Features Fusion for Dual-View Mammography Mass Detection
Arina Varlamova, Valery Belotsky, Grigory Novikov, Anton Konushin, Evgeny Sidorov
TL;DR
The paper addresses the challenge of leveraging both views in dual-view mammography for mass detection. It introduces MAMM-Net, which fuses CC and MLO features at the pixel level via a Fusion Layer based on deformable attention, integrated with a View-Interactive Transformer Decoder and a Lesion Linker to establish cross-view correspondences and malignancy predictions. Key contributions include the Fusion Layer, feature-level fusion across views, and state-of-the-art results on the DDSM dataset with $R@0.25=81.6$, $R@0.5=87.9$, $R@1.0=90.6$, plus malignancy metrics (ROC-AUC $=85.3$, sensitivity $=80.2$, specificity $=76.2$). The approach reduces false positives while retaining high recall, aligning with radiologists’ two-view reasoning and enhancing potential clinical utility for computer-aided diagnosis.
Abstract
Detection of malignant lesions on mammography images is extremely important for early breast cancer diagnosis. In clinical practice, images are acquired from two different angles, and radiologists can fully utilize information from both views, simultaneously locating the same lesion.
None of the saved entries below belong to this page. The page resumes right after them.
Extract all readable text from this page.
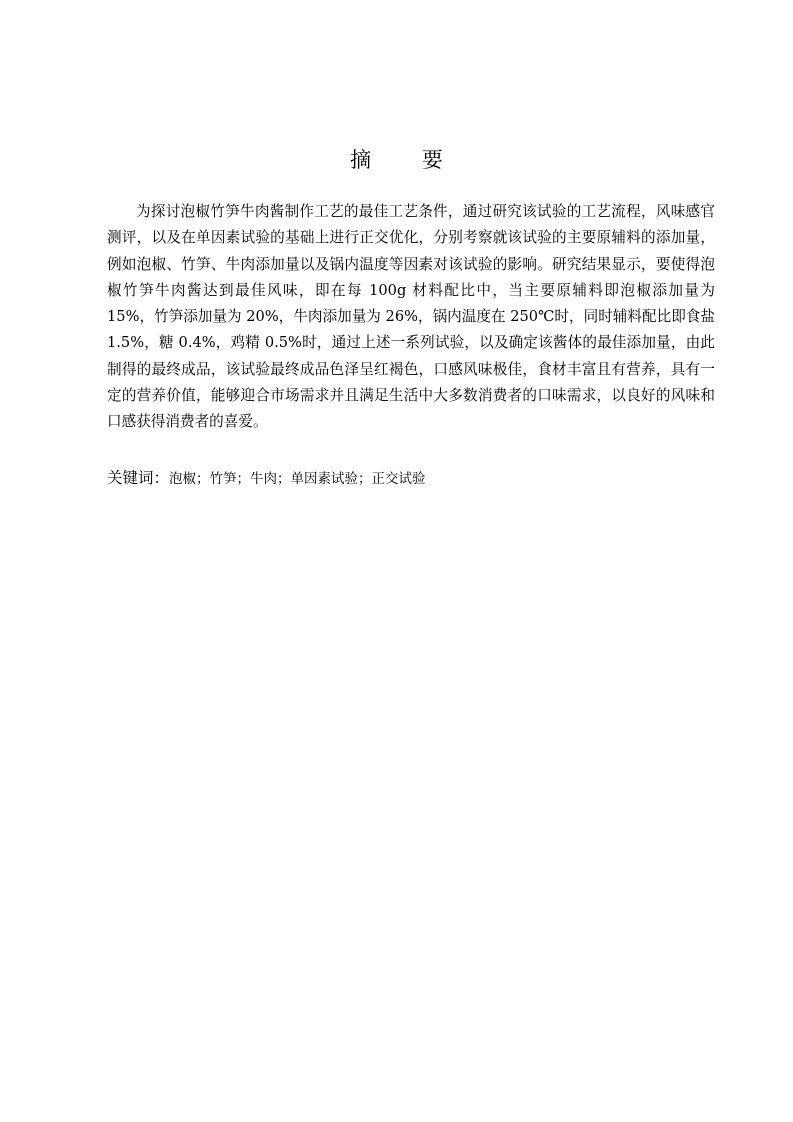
摘 要

为探讨泡椒竹笋牛肉酱制作工艺的最佳工艺条件，通过研究该试验的工艺流程，风味感官测评，以及在单因素试验的基础上进行正交优化，分别考察就该试验的主要原辅料的添加量，例如泡椒、竹笋、牛肉添加量以及锅内温度等因素对该试验的影响。研究结果显示，要使得泡椒竹笋牛肉酱达到最佳风味，即在每 100g 材料配比中，当主要原辅料即泡椒添加量为 15%，竹笋添加量为 20%，牛肉添加量为 26%，锅内温度在 250℃时，同时辅料配比即食盐 1.5%，糖 0.4%，鸡精 0.5%时，通过上述一系列试验，以及确定该酱体的最佳添加量，由此制得的最终成品，该试验最终成品色泽呈红褐色，口感风味极佳，食材丰富且有营养，具有一定的营养价值，能够迎合市场需求并且满足生活中大多数消费者的口味需求，以良好的风味和口感获得消费者的喜爱。

关键词：泡椒；竹笋；牛肉；单因素试验；正交试验
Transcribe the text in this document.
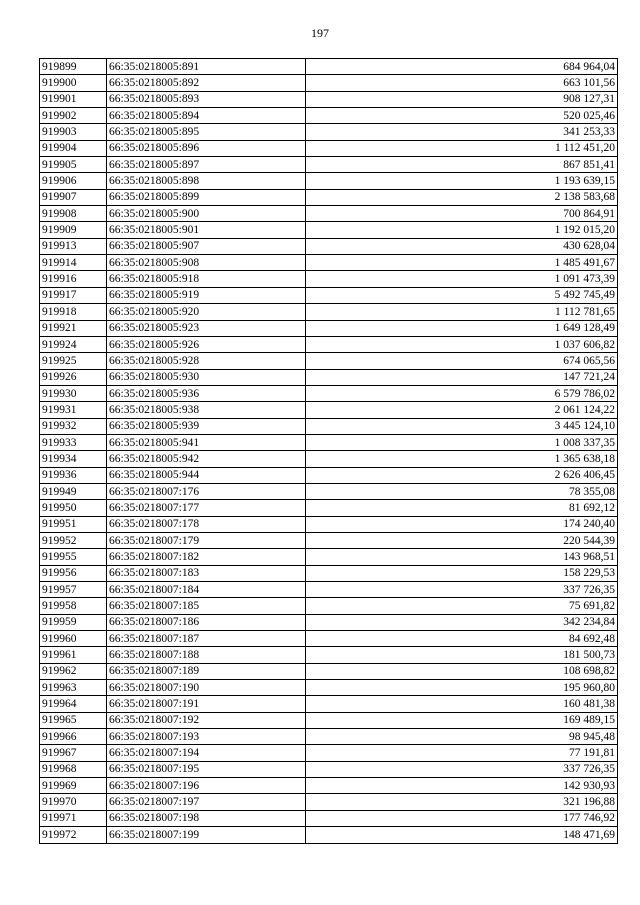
197
919899	66:35:0218005:891	684 964,04
919900	66:35:0218005:892	663 101,56
919901	66:35:0218005:893	908 127,31
919902	66:35:0218005:894	520 025,46
919903	66:35:0218005:895	341 253,33
919904	66:35:0218005:896	1 112 451,20
919905	66:35:0218005:897	867 851,41
919906	66:35:0218005:898	1 193 639,15
919907	66:35:0218005:899	2 138 583,68
919908	66:35:0218005:900	700 864,91
919909	66:35:0218005:901	1 192 015,20
919913	66:35:0218005:907	430 628,04
919914	66:35:0218005:908	1 485 491,67
919916	66:35:0218005:918	1 091 473,39
919917	66:35:0218005:919	5 492 745,49
919918	66:35:0218005:920	1 112 781,65
919921	66:35:0218005:923	1 649 128,49
919924	66:35:0218005:926	1 037 606,82
919925	66:35:0218005:928	674 065,56
919926	66:35:0218005:930	147 721,24
919930	66:35:0218005:936	6 579 786,02
919931	66:35:0218005:938	2 061 124,22
919932	66:35:0218005:939	3 445 124,10
919933	66:35:0218005:941	1 008 337,35
919934	66:35:0218005:942	1 365 638,18
919936	66:35:0218005:944	2 626 406,45
919949	66:35:0218007:176	78 355,08
919950	66:35:0218007:177	81 692,12
919951	66:35:0218007:178	174 240,40
919952	66:35:0218007:179	220 544,39
919955	66:35:0218007:182	143 968,51
919956	66:35:0218007:183	158 229,53
919957	66:35:0218007:184	337 726,35
919958	66:35:0218007:185	75 691,82
919959	66:35:0218007:186	342 234,84
919960	66:35:0218007:187	84 692,48
919961	66:35:0218007:188	181 500,73
919962	66:35:0218007:189	108 698,82
919963	66:35:0218007:190	195 960,80
919964	66:35:0218007:191	160 481,38
919965	66:35:0218007:192	169 489,15
919966	66:35:0218007:193	98 945,48
919967	66:35:0218007:194	77 191,81
919968	66:35:0218007:195	337 726,35
919969	66:35:0218007:196	142 930,93
919970	66:35:0218007:197	321 196,88
919971	66:35:0218007:198	177 746,92
919972	66:35:0218007:199	148 471,69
However, for automatic detection approaches such information fusion remains a challenge. In this paper, we propose a new model called MAMM-Net, which allows the processing of both mammography views simultaneously by sharing information not only on an object level, as seen in existing works, but also on a feature level. MAMM-Net's key component is the Fusion Layer, based on deformable attention and designed to increase detection precision while keeping high recall. Our experiments show superior performance on the public DDSM dataset compared to the previous state-of-the-art model, while introducing new helpful features such as lesion annotation on pixel-level and classification of lesions malignancy.